TensorRT
TensorRT copied to clipboard
Accuracy loss of TensorRT 8.6 when running INT8 Quantized Resnet18 on GPU A4000
Description
When performing Resnet18 PTQ using TRT-modelopt, I encountered the following issue when compiling the model with TRT.
First off, I started with a pretrained resnet18 from torchvision. I replaced the last fully connected layer to fit on my dataset (for example, CIFRA-10). I also updated all the skip layers (the plus) with a ElementwiseAdd layer and I defined its quantization layer as follow myself (code attached at the end).

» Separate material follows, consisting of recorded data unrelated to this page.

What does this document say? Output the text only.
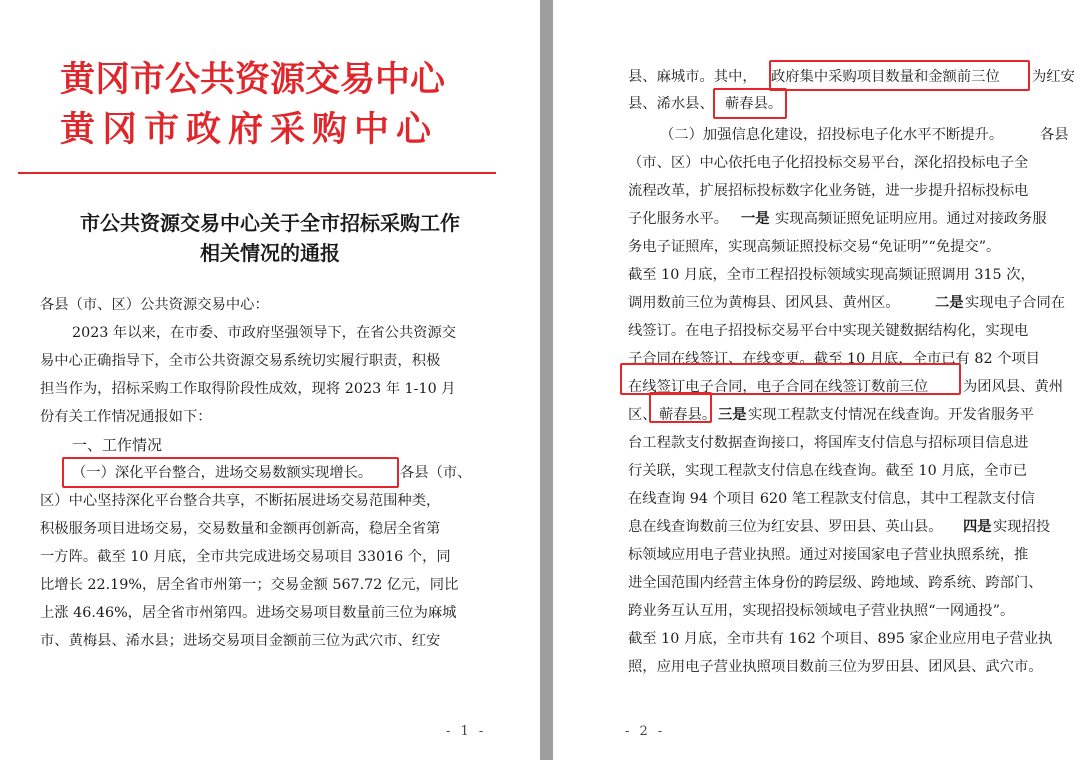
黄冈市公共资源交易中心
黄冈市政府采购中心
市公共资源交易中心关于全市招标采购工作
相关情况的通报
各县（市、区）公共资源交易中心：
2023 年以来，在市委、市政府坚强领导下，在省公共资源交
易中心正确指导下，全市公共资源交易系统切实履行职责，积极
担当作为，招标采购工作取得阶段性成效，现将 2023 年 1-10 月
份有关工作情况通报如下：
一、工作情况
（一）深化平台整合，进场交易数额实现增长。 各县（市、
区）中心坚持深化平台整合共享，不断拓展进场交易范围种类，
积极服务项目进场交易，交易数量和金额再创新高，稳居全省第
一方阵。截至 10 月底，全市共完成进场交易项目 33016 个，同
比增长 22.19%，居全省市州第一；交易金额 567.72 亿元，同比
上涨 46.46%，居全省市州第四。进场交易项目数量前三位为麻城
市、黄梅县、浠水县；进场交易项目金额前三位为武穴市、红安
- 1 -
县、麻城市。其中， 政府集中采购项目数量和金额前三位 为红安
县、浠水县、 蕲春县。
（二）加强信息化建设，招投标电子化水平不断提升。	各县
（市、区）中心依托电子化招投标交易平台，深化招投标电子全
流程改革，扩展招标投标数字化业务链，进一步提升招标投标电
子化服务水平。 一是 实现高频证照免证明应用。通过对接政务服
务电子证照库，实现高频证照投标交易“免证明”“免提交”。
截至 10 月底，全市工程招投标领域实现高频证照调用 315 次，
调用数前三位为黄梅县、团风县、黄州区。 二是 实现电子合同在
线签订。在电子招投标交易平台中实现关键数据结构化，实现电
子合同在线签订、在线变更。截至 10 月底，全市已有 82 个项目
在线签订电子合同，电子合同在线签订数前三位 为团风县、黄州
区、 蕲春县。 三是 实现工程款支付情况在线查询。开发省服务平
台工程款支付数据查询接口，将国库支付信息与招标项目信息进
行关联，实现工程款支付信息在线查询。截至 10 月底，全市已
在线查询 94 个项目 620 笔工程款支付信息，其中工程款支付信
息在线查询数前三位为红安县、罗田县、英山县。 四是 实现招投
标领域应用电子营业执照。通过对接国家电子营业执照系统，推
进全国范围内经营主体身份的跨层级、跨地域、跨系统、跨部门、
跨业务互认互用，实现招投标领域电子营业执照“一网通投”。
截至 10 月底，全市共有 162 个项目、895 家企业应用电子营业执
照，应用电子营业执照项目数前三位为罗田县、团风县、武穴市。
- 2 -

The reason I do this is to facilitate the Q/DQ fusion so that every layer can be in INT8.
Then, when compiling the exported onnx model with TRT, I found that TRT outputs is very different from the fake Q/DQ model in python, and the fake Q/DQ onnx model as well when running with onnx runtime. (np.allclose with 1e-3 as the threshold failed). Comparing TRT and native output, the classification result disagrees for ~2.3%
I discussed with TRT modelopt in this issue and they suggested to file a bug report here
Environment
TensorRT Version: 8.6.1
NVIDIA GPU: A4000
NVIDIA Driver Version: 535.183.01
CUDA Version: 12.2
Python Version (if applicable): 3.10.1
PyTorch Version (if applicable): '2.4.0+cu124'
Relevant Files
Model link: You can download the onnx model and the TRT engine here: https://file.io/GnuiEMNeebQ1
Steps To Reproduce
Run the TRT model using Python API and the onnx model with Cifar-10 datasets using the following data loader, and compares the result.
testset = datasets.CIFAR10(root='./data', download=True, train=False, transform=transform)
testloader = torch.utils.data.DataLoader(testset, batch_size=1, shuffle=False)
Have you tried the latest release?: Haven't tried TRT10, but we don't plan to upgrade in the short period. I was under the impression 8.6 should be okay.
Can this model run on other frameworks? For example run ONNX model with ONNXRuntime (polygraphy run <model.onnx> --onnxrt):
Yes, Onnx Runtime generates 1% disagreement in the Native model
Appendix
Visualizing the TRT engine, I think it is completely within my expectation with everything being fused as INT8 kernels.